Al-Maridi Market was the location of a car bombing on April 29, which killed over 40 people and resulted in spontaneous demonstrations by locals, denouncing Iraqi Army forces for allowing the breach of security. The market is known for selling, among many normal items, birds, fake identification, and other forged documents.

Wednesday was the one-year anniversary of an explosion at a Sadr City council meeting on June 24, 2008, which caused several deaths. Among them were four Americans, remembered in a small ceremony held at Sadr City’s weekly council meeting on Tuesday by an American delegation.
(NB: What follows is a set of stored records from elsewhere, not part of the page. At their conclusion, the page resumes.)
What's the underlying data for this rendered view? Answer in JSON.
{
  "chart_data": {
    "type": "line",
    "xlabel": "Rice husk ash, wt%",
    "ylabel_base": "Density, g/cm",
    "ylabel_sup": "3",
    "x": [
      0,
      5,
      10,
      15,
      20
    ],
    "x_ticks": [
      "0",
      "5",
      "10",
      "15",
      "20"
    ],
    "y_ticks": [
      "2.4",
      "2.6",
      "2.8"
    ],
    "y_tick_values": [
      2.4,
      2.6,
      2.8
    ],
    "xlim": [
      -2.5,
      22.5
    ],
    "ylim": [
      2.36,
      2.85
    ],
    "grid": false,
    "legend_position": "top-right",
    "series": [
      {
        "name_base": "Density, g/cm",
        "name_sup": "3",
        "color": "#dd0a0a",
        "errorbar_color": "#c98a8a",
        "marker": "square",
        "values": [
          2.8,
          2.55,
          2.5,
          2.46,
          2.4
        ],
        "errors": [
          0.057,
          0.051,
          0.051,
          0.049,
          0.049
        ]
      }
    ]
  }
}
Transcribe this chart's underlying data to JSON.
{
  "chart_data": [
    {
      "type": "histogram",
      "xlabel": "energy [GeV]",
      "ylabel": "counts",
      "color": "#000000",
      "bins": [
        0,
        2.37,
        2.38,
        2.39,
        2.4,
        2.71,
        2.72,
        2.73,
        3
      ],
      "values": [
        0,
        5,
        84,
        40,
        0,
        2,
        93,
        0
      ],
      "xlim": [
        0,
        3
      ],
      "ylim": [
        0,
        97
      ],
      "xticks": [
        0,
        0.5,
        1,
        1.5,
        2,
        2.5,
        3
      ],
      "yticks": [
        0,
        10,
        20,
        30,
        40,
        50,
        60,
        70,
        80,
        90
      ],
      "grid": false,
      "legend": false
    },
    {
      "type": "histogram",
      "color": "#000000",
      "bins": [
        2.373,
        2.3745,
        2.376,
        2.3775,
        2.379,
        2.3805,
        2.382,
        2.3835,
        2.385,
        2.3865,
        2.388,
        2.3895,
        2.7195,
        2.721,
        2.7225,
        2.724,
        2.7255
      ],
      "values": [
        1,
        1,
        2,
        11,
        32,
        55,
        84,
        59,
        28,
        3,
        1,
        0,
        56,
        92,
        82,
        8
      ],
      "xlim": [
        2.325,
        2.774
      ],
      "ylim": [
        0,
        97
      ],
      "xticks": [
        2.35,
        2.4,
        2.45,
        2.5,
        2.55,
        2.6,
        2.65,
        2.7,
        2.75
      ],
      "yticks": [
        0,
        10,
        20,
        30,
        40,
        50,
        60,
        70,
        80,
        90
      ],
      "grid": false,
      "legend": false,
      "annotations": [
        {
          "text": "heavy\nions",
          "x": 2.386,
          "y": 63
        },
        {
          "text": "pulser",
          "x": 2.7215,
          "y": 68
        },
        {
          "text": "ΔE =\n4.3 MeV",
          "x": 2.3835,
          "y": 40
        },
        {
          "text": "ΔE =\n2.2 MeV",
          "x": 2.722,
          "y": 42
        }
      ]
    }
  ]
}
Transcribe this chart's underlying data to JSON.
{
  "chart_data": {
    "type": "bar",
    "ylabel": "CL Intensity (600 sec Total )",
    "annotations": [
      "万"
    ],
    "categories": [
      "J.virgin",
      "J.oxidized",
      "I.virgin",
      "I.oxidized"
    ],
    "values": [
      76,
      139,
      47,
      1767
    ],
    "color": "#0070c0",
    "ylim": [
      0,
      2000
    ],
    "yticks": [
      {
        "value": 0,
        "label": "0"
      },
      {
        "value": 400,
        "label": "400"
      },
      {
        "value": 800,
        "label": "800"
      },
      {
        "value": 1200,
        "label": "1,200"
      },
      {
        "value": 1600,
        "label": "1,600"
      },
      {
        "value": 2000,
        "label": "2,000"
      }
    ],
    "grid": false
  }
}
On Saturday, the US military “handed over the file” of Sadr City to Iraqi security forces. This was in advance of the approaching June 30 deadline for most US forces to withdraw from most cities, as well as “all villages and localities,” as described on Wednesday afternoon to members of the media by MNF-I spokesman, Brig. Gen. Stephen R. Lanza. In the media briefing, Lanza, also the US military’s Director for Strategic Effects in Baghdad, spoke of the upcoming change in the nature of US operations to occur, but declined to give specific numbers or areas of remaining soldiers and bases after July 1. Discussions between Iraqi and American officials were said to be ongoing.